South Korea said Wednesday that it will push to build more ships powered by liquid natural gas (LNG) and develop the relevant technologies in an effort to go green amid looming strict emission rules.
The move came a month after the International Maritime Organization adopted a landmark decision to reduce the sulfur content of the fuel oil used by ships.
The U.N. agency in charge of preventing marine pollution by ships said in October that it will implement a global sulfur cap of 0.50 percent of total mass in 2020, down from the current 3.5 percent cap.
The Ministry of Oceans and Fisheries said it will push for a pilot program to introduce public-purpose vessels powered by LNG, citing challenges for shipping companies in placing LNG-powered ship orders due mainly to high costs.
"Currently, 26 public-purpose ships are being designed.
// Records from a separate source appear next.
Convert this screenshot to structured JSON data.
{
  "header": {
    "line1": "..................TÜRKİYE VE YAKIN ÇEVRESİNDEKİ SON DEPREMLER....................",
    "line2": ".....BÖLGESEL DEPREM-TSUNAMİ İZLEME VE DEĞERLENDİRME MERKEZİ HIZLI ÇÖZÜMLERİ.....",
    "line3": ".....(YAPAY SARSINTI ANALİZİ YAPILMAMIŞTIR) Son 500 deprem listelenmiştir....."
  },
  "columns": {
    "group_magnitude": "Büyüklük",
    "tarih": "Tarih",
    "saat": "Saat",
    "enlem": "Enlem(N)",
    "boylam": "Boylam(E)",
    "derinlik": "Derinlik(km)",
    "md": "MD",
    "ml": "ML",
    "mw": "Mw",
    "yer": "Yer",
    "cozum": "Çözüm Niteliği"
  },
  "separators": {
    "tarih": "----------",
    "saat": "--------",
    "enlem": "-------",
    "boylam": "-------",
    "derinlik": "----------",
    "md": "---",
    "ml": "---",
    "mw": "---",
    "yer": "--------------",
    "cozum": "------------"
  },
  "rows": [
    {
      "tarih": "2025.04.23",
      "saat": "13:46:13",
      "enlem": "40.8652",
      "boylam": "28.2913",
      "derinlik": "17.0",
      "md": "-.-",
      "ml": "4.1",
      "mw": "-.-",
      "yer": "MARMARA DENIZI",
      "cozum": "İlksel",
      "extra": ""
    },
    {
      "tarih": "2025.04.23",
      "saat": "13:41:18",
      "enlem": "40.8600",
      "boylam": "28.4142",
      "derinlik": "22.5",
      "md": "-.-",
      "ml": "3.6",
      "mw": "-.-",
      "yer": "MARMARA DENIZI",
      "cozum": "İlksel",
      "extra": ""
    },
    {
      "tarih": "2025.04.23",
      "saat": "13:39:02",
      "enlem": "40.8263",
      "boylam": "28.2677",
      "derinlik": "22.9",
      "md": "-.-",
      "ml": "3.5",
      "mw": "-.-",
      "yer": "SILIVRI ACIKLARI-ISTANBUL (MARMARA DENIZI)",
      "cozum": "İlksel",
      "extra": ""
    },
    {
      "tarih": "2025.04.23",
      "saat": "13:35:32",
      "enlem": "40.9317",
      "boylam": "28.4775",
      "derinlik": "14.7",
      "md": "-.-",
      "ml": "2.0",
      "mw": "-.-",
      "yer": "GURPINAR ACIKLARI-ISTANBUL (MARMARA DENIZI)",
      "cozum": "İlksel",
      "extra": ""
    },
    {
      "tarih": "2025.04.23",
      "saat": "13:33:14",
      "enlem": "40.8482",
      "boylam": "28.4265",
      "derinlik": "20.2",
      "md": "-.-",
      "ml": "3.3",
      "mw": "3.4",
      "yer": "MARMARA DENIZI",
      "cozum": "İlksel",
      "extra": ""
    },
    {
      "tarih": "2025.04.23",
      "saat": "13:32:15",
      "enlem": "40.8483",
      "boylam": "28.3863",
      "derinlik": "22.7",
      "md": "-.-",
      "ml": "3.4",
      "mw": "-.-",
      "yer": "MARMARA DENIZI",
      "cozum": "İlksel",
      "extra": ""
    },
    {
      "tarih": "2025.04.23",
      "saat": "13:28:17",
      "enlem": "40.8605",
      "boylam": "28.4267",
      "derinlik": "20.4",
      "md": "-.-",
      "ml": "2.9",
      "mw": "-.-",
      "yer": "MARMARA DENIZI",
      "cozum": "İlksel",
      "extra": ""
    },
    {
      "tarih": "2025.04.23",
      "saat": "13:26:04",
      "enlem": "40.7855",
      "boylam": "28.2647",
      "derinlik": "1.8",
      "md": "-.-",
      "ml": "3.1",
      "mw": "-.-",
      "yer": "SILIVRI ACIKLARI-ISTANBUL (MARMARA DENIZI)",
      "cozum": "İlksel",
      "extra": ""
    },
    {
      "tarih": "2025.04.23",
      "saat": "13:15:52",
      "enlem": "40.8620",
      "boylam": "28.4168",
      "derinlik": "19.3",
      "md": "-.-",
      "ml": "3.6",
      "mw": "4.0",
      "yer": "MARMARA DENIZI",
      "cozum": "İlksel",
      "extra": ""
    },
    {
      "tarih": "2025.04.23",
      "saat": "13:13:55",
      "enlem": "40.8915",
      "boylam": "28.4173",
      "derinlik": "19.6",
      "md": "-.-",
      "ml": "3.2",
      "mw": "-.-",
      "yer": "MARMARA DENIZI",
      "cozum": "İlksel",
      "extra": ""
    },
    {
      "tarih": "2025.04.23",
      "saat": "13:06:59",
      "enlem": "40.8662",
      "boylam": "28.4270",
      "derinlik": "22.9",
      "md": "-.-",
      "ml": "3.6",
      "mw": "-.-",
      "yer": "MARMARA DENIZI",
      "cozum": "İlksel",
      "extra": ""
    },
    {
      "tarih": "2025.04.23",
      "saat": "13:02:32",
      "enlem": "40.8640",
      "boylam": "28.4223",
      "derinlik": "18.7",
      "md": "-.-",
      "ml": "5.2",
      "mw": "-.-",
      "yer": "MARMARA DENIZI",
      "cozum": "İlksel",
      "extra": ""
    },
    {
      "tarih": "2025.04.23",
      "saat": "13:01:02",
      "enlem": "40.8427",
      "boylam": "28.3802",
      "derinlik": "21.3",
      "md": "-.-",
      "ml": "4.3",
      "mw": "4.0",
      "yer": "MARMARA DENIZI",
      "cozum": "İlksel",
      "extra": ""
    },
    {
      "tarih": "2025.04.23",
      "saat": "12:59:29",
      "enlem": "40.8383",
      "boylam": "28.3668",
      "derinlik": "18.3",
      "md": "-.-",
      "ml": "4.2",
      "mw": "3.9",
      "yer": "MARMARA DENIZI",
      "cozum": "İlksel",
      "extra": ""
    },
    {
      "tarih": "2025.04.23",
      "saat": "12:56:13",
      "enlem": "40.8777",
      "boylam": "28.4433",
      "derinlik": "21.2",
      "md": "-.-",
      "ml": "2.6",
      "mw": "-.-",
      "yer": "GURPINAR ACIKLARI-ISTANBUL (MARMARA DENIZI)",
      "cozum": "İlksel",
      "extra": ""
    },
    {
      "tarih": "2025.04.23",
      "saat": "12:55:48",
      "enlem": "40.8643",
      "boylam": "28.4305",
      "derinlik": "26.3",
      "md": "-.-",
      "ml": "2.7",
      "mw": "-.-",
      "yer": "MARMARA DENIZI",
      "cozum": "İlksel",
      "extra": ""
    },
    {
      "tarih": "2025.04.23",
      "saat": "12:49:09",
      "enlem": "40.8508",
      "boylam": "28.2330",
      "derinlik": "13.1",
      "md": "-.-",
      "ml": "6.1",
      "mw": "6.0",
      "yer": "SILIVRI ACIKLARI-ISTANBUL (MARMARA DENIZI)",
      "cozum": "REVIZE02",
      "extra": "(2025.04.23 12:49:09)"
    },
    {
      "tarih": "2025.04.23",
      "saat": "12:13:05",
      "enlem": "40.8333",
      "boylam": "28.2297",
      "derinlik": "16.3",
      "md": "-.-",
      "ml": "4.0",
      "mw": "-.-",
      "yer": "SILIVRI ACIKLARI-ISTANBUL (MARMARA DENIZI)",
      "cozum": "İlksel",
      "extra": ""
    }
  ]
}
We are considering whether to build some of them into LNG-powered ships," said Kim Gyu-serb, an official handling the issue at the ministry.
He also said the government is pushing to have local shipbuilders build other public-purpose ships in the future to eventually support local shipping companies introducing LNG-fueled ships to the private sector.
Currently, South Korea has only a single public-purpose ship powered by LNG. In comparison, 77 LNG-powered ships have been introduced in Europe as of March and an additional 85 LNG-powered ships are being built for mostly European and American customers, according to South Korean government data.
DNV GL, an international consulting firm that provides advisory services to the maritime, oil & gas and energy industries, said in a report posted on its website that the uptake of LNG as a ship fuel will continue to advance and the number of non-LNG carrier vessels running on LNG will reach 1,000 by 2020 or shortly thereafter.
The development could be a big boost for South Korean shipbuilders, which have been under severe financial strain due to oversup
ply and declining orders after being hit hard by the 2008 financial crisis.
The ministry also said it is pushing to help local shipyards raise their market share in building LNG-fueled ships. Currently, local shipyards win 60 percent of global orders to build LNG-powered ships, and the government wants to raise it to 70 percent by 2025.